My friend Professor Larry Kotlikoff estimates the unfunded liabilities to be closer to $210 trillion. That’s a far cry from the $50 trillion official estimate.
So, at a minimum, we can probably assume Social Security and Medicare are at least another $50 trillion in debt on top of the $22.2 trillion (and growing) on-budget federal debt.
And then you come to the scary part.
Negative Cash Flow
Like the Social Security and Medicare trustees, the CBO makes assumptions, so it’s fair to be skeptical of its estimates.
Because the CBO thinks federal spending will grow significantly faster than federal revenue, it foresees debt as a percentage of GDP will likely be 200% of GDP by 2048. But we will hit the wall long before then.
The CBO numbers show that by 2041, Social Security, healthcare spending, and interest payments will consume all federal tax revenue. All of it.
Everything else the government does (including defense) will require going into more debt.
Yes, making that projection requires an assumption about tax revenue, which requires another assumption about GDP. It could be wrong.
But if so, I think it will be wrong and not in our favor because CBO projections don’t include recessions and wars.
You think we’ll get to 2048 without some years of negative GDP growth? I’ll take that bet.
So, take whatever estimates are made about future deficits and debt, and realize they are going to be worse. Kiss your assumptions goodbye.
And we are not talking about some distant future.

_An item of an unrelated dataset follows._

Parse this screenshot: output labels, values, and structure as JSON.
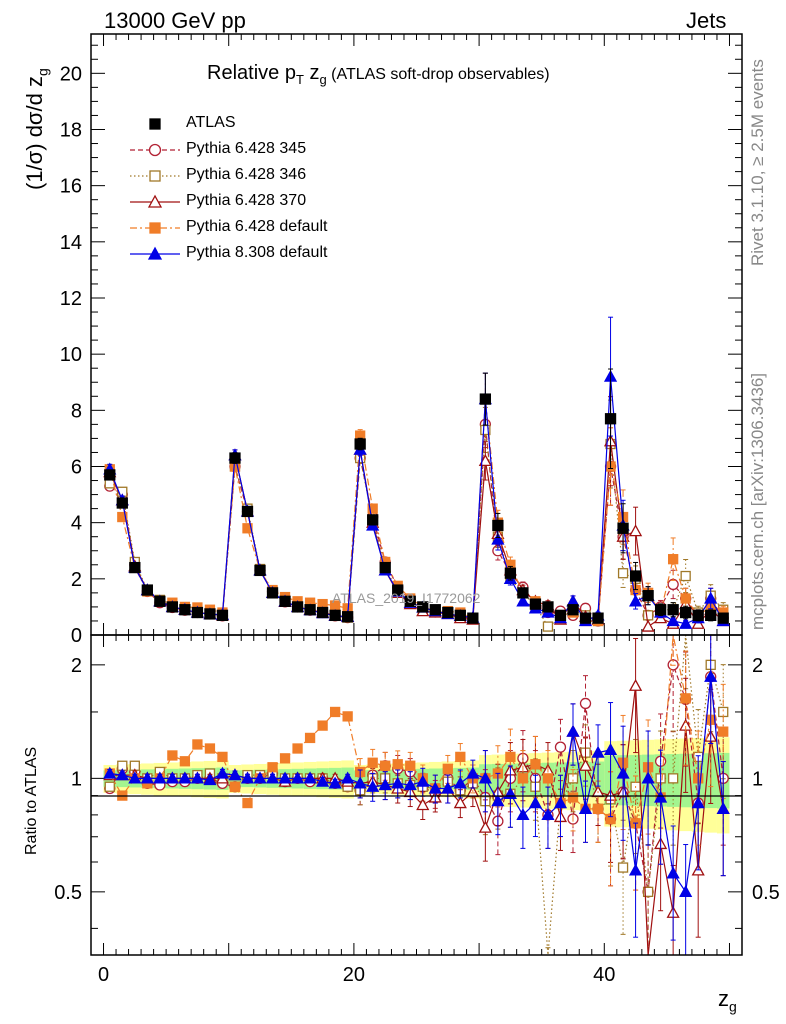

Those spending projections and massive deficits are going to happen in the 2020s.
Here is a chart that shows what is likely to happen during the next recession if tax revenue falls to the same degree it did in the last one.
We will have at least a $2 trillion deficit in the next recession, plus a bear market that leaves pensions even more underfunded, and a slower recovery because high debt crowds out future growth. Numerous academic studies back up that statement.
The good news is, none of this is going to happen within the next few years—so we have time to make plans. I’m in the same situation as you are, and I’m already implementing some changes.